Printed broadside with MS additions (ViHi); signed by TJ; dateline and other handwritten matter in two clerk’s hands (here indicated by italic type); addressed: “The Commissioners of the money tax for Albemarle.” Enclosure: Copy of the so-called provision law of 1780 (see Hening, description begins William Waller Hening, ed., The Statutes at Large; Being a Collection of All the Laws of Virginia, Richmond, 1809–1823, 13 vols. description ends x, 233–7; Vol. 3: 487); the appointment of the commissioners of the money tax (or specific tax) was made under an Act of 1779 for laying a tax payable in certain enumerated commodities (see Vol. 3: 402 note).
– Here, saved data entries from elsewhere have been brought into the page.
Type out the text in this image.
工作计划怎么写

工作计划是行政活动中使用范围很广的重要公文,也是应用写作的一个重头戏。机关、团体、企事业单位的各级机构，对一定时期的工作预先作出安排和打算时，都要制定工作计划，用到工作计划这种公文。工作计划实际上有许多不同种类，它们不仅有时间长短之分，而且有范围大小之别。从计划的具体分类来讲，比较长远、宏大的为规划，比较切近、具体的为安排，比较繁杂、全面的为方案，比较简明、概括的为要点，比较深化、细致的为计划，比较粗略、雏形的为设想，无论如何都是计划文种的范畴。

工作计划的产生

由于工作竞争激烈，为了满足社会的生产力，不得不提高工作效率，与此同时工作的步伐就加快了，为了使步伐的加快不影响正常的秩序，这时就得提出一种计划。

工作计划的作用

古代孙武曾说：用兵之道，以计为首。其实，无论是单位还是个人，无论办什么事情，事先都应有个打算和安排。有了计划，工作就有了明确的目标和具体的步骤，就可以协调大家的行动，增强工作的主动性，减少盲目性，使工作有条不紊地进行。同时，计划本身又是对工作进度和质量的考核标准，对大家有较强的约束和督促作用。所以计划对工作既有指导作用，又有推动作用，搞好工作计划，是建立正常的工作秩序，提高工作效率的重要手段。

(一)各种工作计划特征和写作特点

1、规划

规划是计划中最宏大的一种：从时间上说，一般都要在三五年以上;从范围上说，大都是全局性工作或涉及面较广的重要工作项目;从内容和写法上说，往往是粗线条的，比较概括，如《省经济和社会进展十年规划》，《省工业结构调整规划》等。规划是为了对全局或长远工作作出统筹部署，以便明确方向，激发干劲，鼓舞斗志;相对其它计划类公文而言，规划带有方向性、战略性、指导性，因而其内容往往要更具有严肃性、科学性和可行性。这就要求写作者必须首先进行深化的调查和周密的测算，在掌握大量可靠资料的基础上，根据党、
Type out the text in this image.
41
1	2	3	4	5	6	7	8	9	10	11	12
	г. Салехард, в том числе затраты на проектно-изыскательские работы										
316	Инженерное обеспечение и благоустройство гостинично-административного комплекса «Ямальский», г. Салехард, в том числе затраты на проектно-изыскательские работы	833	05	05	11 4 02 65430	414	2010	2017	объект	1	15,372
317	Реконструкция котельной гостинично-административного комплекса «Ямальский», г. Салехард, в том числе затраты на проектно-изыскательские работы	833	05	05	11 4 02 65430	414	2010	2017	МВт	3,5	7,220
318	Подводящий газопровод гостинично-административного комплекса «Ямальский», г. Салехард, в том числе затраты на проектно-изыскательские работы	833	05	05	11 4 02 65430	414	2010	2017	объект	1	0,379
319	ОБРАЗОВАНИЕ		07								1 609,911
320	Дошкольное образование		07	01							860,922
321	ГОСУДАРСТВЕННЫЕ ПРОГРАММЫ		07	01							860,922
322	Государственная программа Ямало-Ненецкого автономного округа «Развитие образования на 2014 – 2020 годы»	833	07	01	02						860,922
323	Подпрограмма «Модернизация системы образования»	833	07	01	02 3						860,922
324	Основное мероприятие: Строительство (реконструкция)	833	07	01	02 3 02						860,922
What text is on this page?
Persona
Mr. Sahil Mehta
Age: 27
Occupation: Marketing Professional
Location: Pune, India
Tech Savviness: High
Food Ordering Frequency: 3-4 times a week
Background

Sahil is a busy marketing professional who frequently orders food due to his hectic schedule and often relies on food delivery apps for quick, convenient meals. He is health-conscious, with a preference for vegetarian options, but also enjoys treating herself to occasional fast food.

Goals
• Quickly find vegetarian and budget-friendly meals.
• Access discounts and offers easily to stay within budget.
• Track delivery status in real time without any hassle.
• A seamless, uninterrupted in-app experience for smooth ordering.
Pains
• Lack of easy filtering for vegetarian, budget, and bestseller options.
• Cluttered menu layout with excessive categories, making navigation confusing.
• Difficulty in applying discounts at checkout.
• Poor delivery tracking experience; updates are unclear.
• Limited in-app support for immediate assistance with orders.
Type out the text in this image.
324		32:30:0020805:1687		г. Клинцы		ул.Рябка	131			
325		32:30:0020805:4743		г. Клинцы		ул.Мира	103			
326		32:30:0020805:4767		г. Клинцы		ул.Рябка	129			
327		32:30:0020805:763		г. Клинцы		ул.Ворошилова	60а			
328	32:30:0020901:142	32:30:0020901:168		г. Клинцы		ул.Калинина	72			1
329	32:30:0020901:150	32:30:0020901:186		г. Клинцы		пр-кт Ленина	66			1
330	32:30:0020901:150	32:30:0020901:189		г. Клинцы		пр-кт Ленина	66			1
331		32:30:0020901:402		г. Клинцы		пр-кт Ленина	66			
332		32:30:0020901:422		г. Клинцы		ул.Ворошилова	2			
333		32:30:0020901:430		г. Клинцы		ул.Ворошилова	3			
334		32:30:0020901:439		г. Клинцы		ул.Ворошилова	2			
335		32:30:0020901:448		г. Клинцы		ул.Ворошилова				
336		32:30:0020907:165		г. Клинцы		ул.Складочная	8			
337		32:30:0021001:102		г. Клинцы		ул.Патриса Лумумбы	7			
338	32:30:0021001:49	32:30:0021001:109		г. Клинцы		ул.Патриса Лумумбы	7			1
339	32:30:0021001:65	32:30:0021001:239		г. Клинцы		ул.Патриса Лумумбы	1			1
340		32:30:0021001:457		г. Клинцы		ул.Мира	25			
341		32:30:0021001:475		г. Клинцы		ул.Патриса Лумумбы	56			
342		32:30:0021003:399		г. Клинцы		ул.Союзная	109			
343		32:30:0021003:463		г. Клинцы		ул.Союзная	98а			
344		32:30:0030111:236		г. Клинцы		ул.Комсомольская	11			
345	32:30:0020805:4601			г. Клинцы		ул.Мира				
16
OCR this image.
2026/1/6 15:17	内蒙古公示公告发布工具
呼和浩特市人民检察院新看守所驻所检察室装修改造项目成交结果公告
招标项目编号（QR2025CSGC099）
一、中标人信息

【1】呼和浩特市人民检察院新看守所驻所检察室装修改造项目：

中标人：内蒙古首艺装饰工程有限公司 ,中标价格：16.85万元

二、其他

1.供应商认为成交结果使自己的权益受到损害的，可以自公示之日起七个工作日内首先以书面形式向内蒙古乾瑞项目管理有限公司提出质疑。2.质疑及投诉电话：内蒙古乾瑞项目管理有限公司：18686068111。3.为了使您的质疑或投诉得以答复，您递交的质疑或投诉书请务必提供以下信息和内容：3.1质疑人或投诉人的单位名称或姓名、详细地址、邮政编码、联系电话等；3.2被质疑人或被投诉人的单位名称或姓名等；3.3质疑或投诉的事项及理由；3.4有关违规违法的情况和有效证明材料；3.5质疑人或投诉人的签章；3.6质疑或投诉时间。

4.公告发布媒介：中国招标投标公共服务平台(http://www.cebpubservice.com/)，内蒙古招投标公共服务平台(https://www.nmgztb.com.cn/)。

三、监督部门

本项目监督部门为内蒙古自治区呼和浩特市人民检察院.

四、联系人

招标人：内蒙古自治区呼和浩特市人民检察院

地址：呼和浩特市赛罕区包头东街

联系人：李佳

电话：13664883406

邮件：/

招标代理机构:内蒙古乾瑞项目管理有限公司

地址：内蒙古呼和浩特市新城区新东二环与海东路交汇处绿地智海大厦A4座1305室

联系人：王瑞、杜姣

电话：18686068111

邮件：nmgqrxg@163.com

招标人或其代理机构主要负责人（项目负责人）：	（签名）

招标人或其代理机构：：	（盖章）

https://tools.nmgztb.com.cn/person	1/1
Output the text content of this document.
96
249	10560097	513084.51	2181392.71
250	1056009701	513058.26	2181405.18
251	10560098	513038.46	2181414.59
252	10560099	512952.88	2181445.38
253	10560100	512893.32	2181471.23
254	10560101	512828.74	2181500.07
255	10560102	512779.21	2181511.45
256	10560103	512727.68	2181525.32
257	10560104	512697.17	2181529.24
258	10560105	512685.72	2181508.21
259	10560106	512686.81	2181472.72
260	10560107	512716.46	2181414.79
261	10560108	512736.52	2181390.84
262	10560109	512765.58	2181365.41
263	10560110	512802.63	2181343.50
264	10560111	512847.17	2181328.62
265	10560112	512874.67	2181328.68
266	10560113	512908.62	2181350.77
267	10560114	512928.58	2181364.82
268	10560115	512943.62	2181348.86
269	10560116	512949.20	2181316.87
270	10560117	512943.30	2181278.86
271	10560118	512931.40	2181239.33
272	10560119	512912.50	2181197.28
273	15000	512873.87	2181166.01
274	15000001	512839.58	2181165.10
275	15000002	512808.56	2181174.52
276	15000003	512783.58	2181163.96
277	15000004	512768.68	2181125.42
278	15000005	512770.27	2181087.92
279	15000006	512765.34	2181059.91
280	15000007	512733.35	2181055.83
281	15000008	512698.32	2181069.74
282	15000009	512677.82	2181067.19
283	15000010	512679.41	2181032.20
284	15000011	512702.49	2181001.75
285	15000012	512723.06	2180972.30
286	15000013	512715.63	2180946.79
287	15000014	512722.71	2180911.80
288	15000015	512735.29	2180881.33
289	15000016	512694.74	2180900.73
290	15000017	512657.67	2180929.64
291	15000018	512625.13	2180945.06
This broadside, indubtiably rare, was called to the attention of the Editors by John M. Jennings, Director, the Virginia Historical Society. Another copy, at present unlocated, was offered in Maggs Bros. Catalogue No. 429 (1922), Lot 1016, as being “signed by Jefferson in blank.” Donations by the free spirited whig were made not only in response to the law or in terms of the enumerated commodities but voluntarily and in part in response to Mrs. Jefferson’s appeal of 8 Aug. 1780 (see note there). Among the watch chains, gold rings, “diamond drop,” half joes, guineas, pistareens, and bundles of Continental and Virginia currency that were contributed by the ladies of Virginia at this critical time, there is noted the contribution of “Mrs. Lewis (for Albemarle) £1559 8s. paper money” (TJR description begins Thomas Jefferson Randolph, ed., Memoir, Correspondence, and Miscellanies, from the Papers of Thomas Jefferson, Charlottesville, 1829, 4 vols. description ends , i, 460–1). The receipt for this, and perhaps also the organizing spirit back of the whole effort made by the Virginia ladies under Mrs. Jefferson’s nominal leadership, came from TJ: “Received of Mrs. Mary Lewis by the hands of Mr. Lewis fifteen hundred and fifty nine pounds eight shillings old Continental and State money (there being a seven and five dollar bill more than was enumerated on the inclosing paper) also four guineas, a silver dollar and two pistereens, her collection in the county of Albemarle for a donation to the souldiers. Th: Jefferson Nov. 22. 1780” (MS in TJ’s hand in possession of Miss Mary V. Perley, Charlottesville, Va.; photostat in ViU). The “inclosing paper” is missing, but it proves that in patriotic effort the ladies were less accurate in accounting than earnest in endeavor.